In its first incarnation, Seattle was a lumber community. Henry Yesler, who became Seattle’s mayor, ran a sawmill beginning in 1852 on the edge of it. During this era, a new term was created, skid row. Skid Road became an early nickname for the area of Pioneer Square affected by this sawmill, an urban expanse covered in sawdust. Greased logs were slid or skidded down a hillside to the mill after being freshly cut.
Then the city burned to the ground in 1889. The good news for locals was that at least a million rats were incinerated. The streets of the rebuilding town had to be raised. This created an Underground that still partially exists. For a period of time, Seattle’s citizens had to climb ladders to cross streets. This was especially difficult for ladies wearing corsets. The city that rose over the tidal flats contained a lot of Richardson Romanesque buildings, the popular style at that time. The city grew to 43,000 people.

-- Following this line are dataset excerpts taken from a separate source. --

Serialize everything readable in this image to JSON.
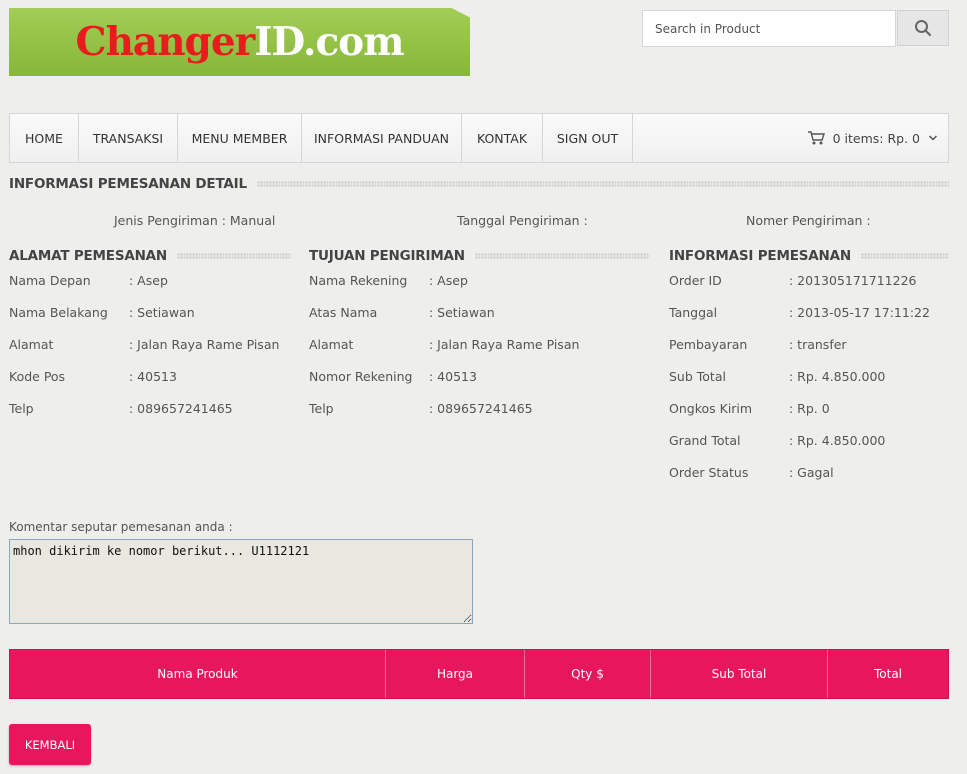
{
  "logo": {
    "part1": "Changer",
    "part2": "ID.com"
  },
  "search": {
    "placeholder": "Search in Product"
  },
  "nav": {
    "items": [
      "HOME",
      "TRANSAKSI",
      "MENU MEMBER",
      "INFORMASI PANDUAN",
      "KONTAK",
      "SIGN OUT"
    ],
    "cart": "0 items: Rp. 0"
  },
  "detail": {
    "title": "INFORMASI PEMESANAN DETAIL",
    "jenis": "Jenis Pengiriman : Manual",
    "tanggal": "Tanggal Pengiriman :",
    "nomer": "Nomer Pengiriman :"
  },
  "alamat": {
    "title": "ALAMAT PEMESANAN",
    "rows": [
      {
        "label": "Nama Depan",
        "value": ": Asep"
      },
      {
        "label": "Nama Belakang",
        "value": ": Setiawan"
      },
      {
        "label": "Alamat",
        "value": ": Jalan Raya Rame Pisan"
      },
      {
        "label": "Kode Pos",
        "value": ": 40513"
      },
      {
        "label": "Telp",
        "value": ": 089657241465"
      }
    ]
  },
  "tujuan": {
    "title": "TUJUAN PENGIRIMAN",
    "rows": [
      {
        "label": "Nama Rekening",
        "value": ": Asep"
      },
      {
        "label": "Atas Nama",
        "value": ": Setiawan"
      },
      {
        "label": "Alamat",
        "value": ": Jalan Raya Rame Pisan"
      },
      {
        "label": "Nomor Rekening",
        "value": ": 40513"
      },
      {
        "label": "Telp",
        "value": ": 089657241465"
      }
    ]
  },
  "info": {
    "title": "INFORMASI PEMESANAN",
    "rows": [
      {
        "label": "Order ID",
        "value": ": 201305171711226"
      },
      {
        "label": "Tanggal",
        "value": ": 2013-05-17 17:11:22"
      },
      {
        "label": "Pembayaran",
        "value": ": transfer"
      },
      {
        "label": "Sub Total",
        "value": ": Rp. 4.850.000"
      },
      {
        "label": "Ongkos Kirim",
        "value": ": Rp. 0"
      },
      {
        "label": "Grand Total",
        "value": ": Rp. 4.850.000"
      },
      {
        "label": "Order Status",
        "value": ": Gagal"
      }
    ]
  },
  "comment": {
    "label": "Komentar seputar pemesanan anda :",
    "value": "mhon dikirim ke nomor berikut... U1112121"
  },
  "table": {
    "headers": [
      "Nama Produk",
      "Harga",
      "Qty $",
      "Sub Total",
      "Total"
    ]
  },
  "back_label": "KEMBALI",
  "colors": {
    "accent": "#e8175d",
    "logo_green": "#8fbf42",
    "logo_red": "#e81c1c"
  }
}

Skylights using a new type of lighting called electricity were built into sidewalks. A few remain as evidence of this unusual urban practice.
During its 2nd incarnation Seattle became the outfitting city for potential miners heading for The Klondike after 1896. Future prospectors shopped in Seattle’s Pioneer Square to be outfitted. They HAD to take food, tools, and anything they would need with them. Store owners old and new thrived. So did prostitution, drinking, and gambling.
During Prohibition when speakeasies sprang up, liquor was stored in The Underground, which was still beneath the growing city. In the 1980s and 90s this neighborhood became an active bar scene when Grunge Music reigned and such groups as Pearl Jam, Nirvana, and Alice in Chains gained national reputations. The 2001 earthquake caused lots of building demolitions in Seattle, and Pioneer Square became seedy. Now it’s moving upward again. Weyerhaeuser’s new corporate headquarters came into the neighborhood 2 years ago, new construction is booming, and the King Street Station now gives easy access to this area not too far from CenturyLink and Safeco Fields.
The Beneath the Streets tour begins in a place that The Underground shares with Spooked in Seattle and ends in Comedy Underground. Being under the streets on this tour is both eerie and fascinating. What you see is never beautiful except for the light coming through the sidewalk skylights, but it is unique to this city.